Une fois par mois, pendant 24 heures, la Chine dresse la liste des enfants sur la touche qu'elle met en disponibilité de façon accélérée. C'est souvent ce à quoi s'en remettent les parents d'ici qui attendent depuis deux ou trois ans et qui veulent accélérer les choses. Les enfants peuvent être «réservés» pendant 24 heures. «Les parents ont 24 heures pour voir s'ils adopteront un enfant qui n'a qu'un rein ou qui n'a pas de jambe», explique le Dr Jean-François Chicoine.

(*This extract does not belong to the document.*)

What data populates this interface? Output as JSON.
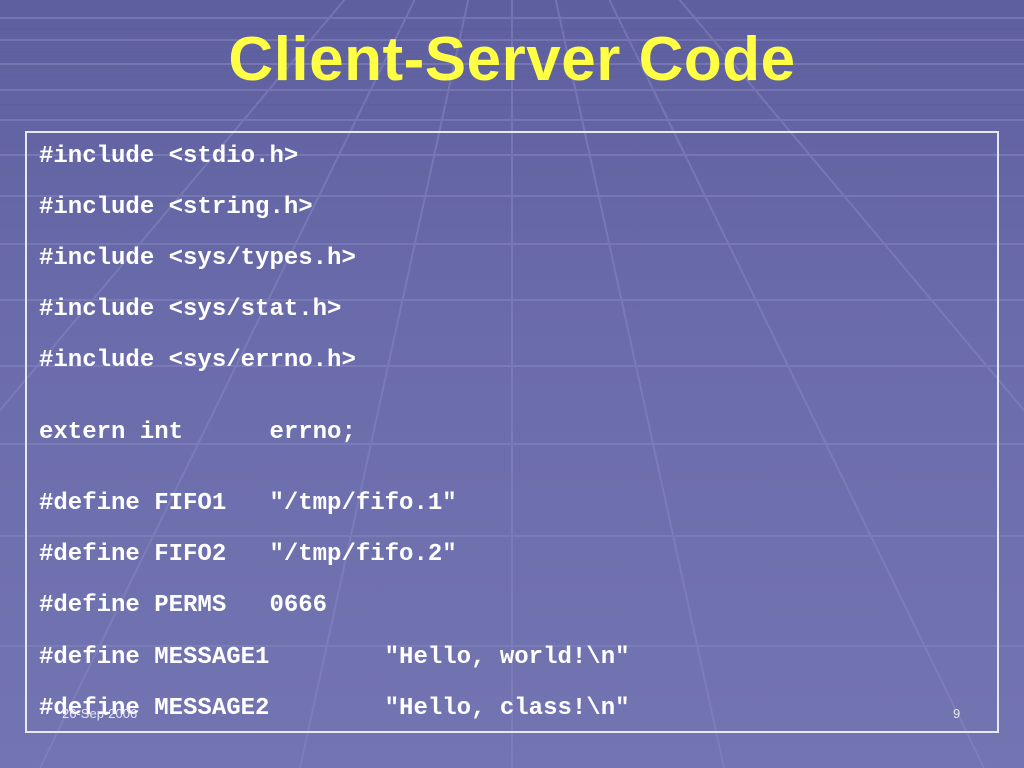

Inutile de dire que les lundis matin sont occupés à la clinique du Dr Chicoine, spécialisée en adoption et en santé internationale. S'il est opposé à la pratique, le Dr Chicoine offre néanmoins son expertise.

En quelques heures, il aide les parents à voir ce que signifiera l'adoption de l'enfant qui pourrait leur être confié. Combien de chirurgies? Combien d'hospitalisations? L'enfant sera-t-il en mesure d'aller à l'école? «Parfois, les parents doivent déménager, parce qu'en région, ils n'auront pas les soins spécialisés dont leur enfant aura besoin. Il n'est pas rare que je leur dise de prévoir deux, trois ou quatre chirurgies dans l'année de l'arrivée.»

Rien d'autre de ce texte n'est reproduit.